Monday, 10 October 2016

Not having a Parliamentary vote on Brexit is a mistake....

I think Theresa May's decision not to have a Parliamentary vote on Brexit is a mistake.

Firstly, because it means that it's all on her. Without a mandate from Parliament the "bumpy ride" of Brexit is sure to end up with a blame game occurring. And without even being able to have a whipped operation of her own MPs behind her, that normal human nature in face of blame will be to ask who else, or who is majorly to blame.

Secondly, her Ministers for Brexit have already shown form on blaming anyone or anything than the idea of Brexit or themselves. At the last count, if Brexit fails it will either be because

- Remainers talk down the pound (?!)
- The Chancellor is "grieving" about Brexit (!?!?)
- British business spends too long on the golf course (?)

How much easier would it be just to blame the PM?

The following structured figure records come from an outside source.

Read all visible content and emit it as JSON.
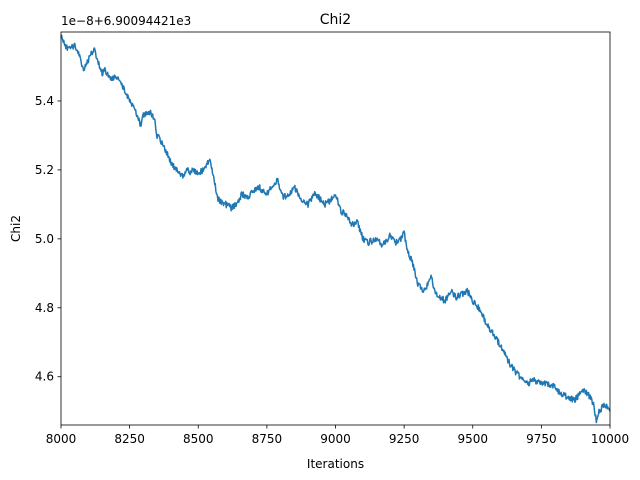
{
  "chart_data": {
    "type": "line",
    "title": "Chi2",
    "xlabel": "Iterations",
    "ylabel": "Chi2",
    "offset_label": "1e−8+6.90094421e3",
    "xlim": [
      8000,
      10000
    ],
    "ylim": [
      4.46,
      5.6
    ],
    "xticks": [
      8000,
      8250,
      8500,
      8750,
      9000,
      9250,
      9500,
      9750,
      10000
    ],
    "xtick_labels": [
      "8000",
      "8250",
      "8500",
      "8750",
      "9000",
      "9250",
      "9500",
      "9750",
      "10000"
    ],
    "yticks": [
      4.6,
      4.8,
      5.0,
      5.2,
      5.4
    ],
    "ytick_labels": [
      "4.6",
      "4.8",
      "5.0",
      "5.2",
      "5.4"
    ],
    "grid": false,
    "series": [
      {
        "color": "#1f77b4",
        "x": [
          8000,
          8010,
          8025,
          8050,
          8070,
          8080,
          8100,
          8120,
          8130,
          8150,
          8160,
          8180,
          8200,
          8220,
          8240,
          8250,
          8270,
          8290,
          8300,
          8320,
          8340,
          8350,
          8360,
          8380,
          8400,
          8420,
          8440,
          8460,
          8470,
          8480,
          8500,
          8520,
          8540,
          8550,
          8560,
          8570,
          8580,
          8600,
          8620,
          8640,
          8660,
          8680,
          8700,
          8720,
          8750,
          8770,
          8790,
          8800,
          8810,
          8830,
          8850,
          8870,
          8900,
          8920,
          8940,
          8960,
          8980,
          9000,
          9020,
          9040,
          9060,
          9080,
          9100,
          9120,
          9150,
          9170,
          9190,
          9200,
          9220,
          9240,
          9250,
          9260,
          9280,
          9300,
          9320,
          9340,
          9350,
          9360,
          9380,
          9400,
          9420,
          9440,
          9460,
          9480,
          9500,
          9520,
          9540,
          9560,
          9580,
          9600,
          9620,
          9640,
          9650,
          9670,
          9700,
          9720,
          9750,
          9770,
          9800,
          9820,
          9850,
          9870,
          9900,
          9920,
          9940,
          9950,
          9960,
          9970,
          9980,
          10000
        ],
        "values": [
          5.59,
          5.57,
          5.55,
          5.56,
          5.53,
          5.49,
          5.52,
          5.55,
          5.53,
          5.48,
          5.49,
          5.46,
          5.47,
          5.45,
          5.42,
          5.4,
          5.37,
          5.33,
          5.36,
          5.37,
          5.35,
          5.3,
          5.29,
          5.26,
          5.22,
          5.2,
          5.18,
          5.2,
          5.19,
          5.2,
          5.19,
          5.2,
          5.23,
          5.2,
          5.16,
          5.12,
          5.11,
          5.1,
          5.09,
          5.1,
          5.13,
          5.12,
          5.14,
          5.15,
          5.13,
          5.15,
          5.17,
          5.14,
          5.12,
          5.13,
          5.15,
          5.12,
          5.1,
          5.13,
          5.12,
          5.1,
          5.11,
          5.13,
          5.08,
          5.07,
          5.04,
          5.05,
          5.0,
          4.99,
          5.0,
          4.98,
          5.0,
          5.01,
          4.99,
          5.0,
          5.02,
          4.97,
          4.93,
          4.87,
          4.85,
          4.87,
          4.89,
          4.85,
          4.83,
          4.82,
          4.85,
          4.83,
          4.84,
          4.85,
          4.82,
          4.8,
          4.77,
          4.74,
          4.72,
          4.69,
          4.66,
          4.63,
          4.62,
          4.6,
          4.58,
          4.59,
          4.58,
          4.58,
          4.57,
          4.55,
          4.54,
          4.53,
          4.56,
          4.55,
          4.52,
          4.47,
          4.5,
          4.51,
          4.52,
          4.5
        ]
      }
    ]
  }
}
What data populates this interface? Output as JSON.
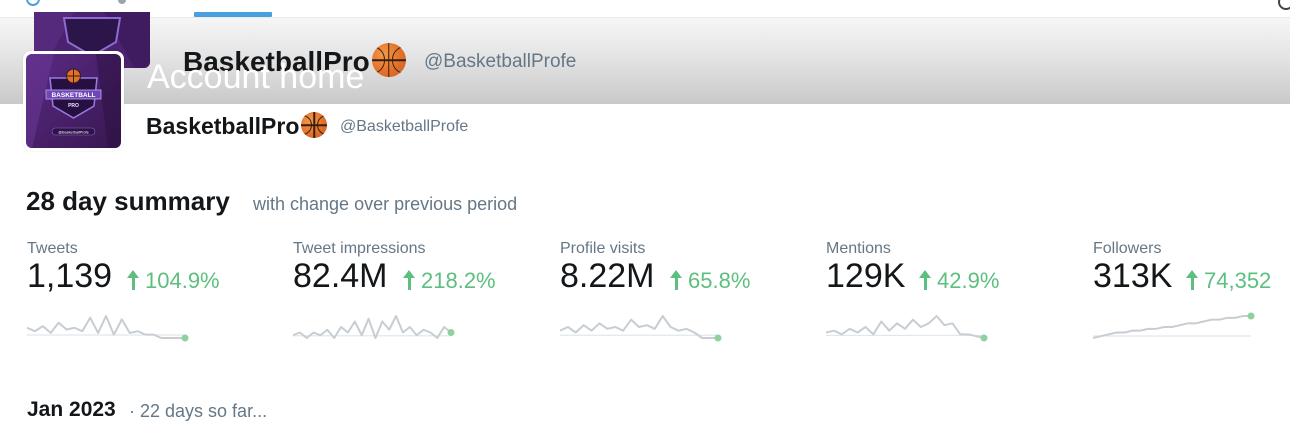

Thirdly, change management is mostly about bringing people with you, not telling them there are many, many reasons why you don't even get to express your view. This is the point of consultations, so people feel listened to and so you get feedback on possible elephant traps in your plan. Not doing this means people feel aggrieved and concerned, and start talking to each other.

If Tony Blair hadn't had a Parlimentary vote on the Iraq War, I don't think he would have survived as long as he did as the war descended further into chaos, he did have the fact that most of the Government and Opposition had backed his stance. I think Theresa May not doing this over Brexit is very risky indeed.

Fourthly, it is untrue to say there is not a government in waiting for this Government to fall to. There is, it is headed up by George Osborne (or possibly Boris Johnson) and it would be comprised of all the MPs sacked by Mrs May and currently waiting quietly on the Tory backbenchs.

Don't count your Brexit chickens until they are hatched.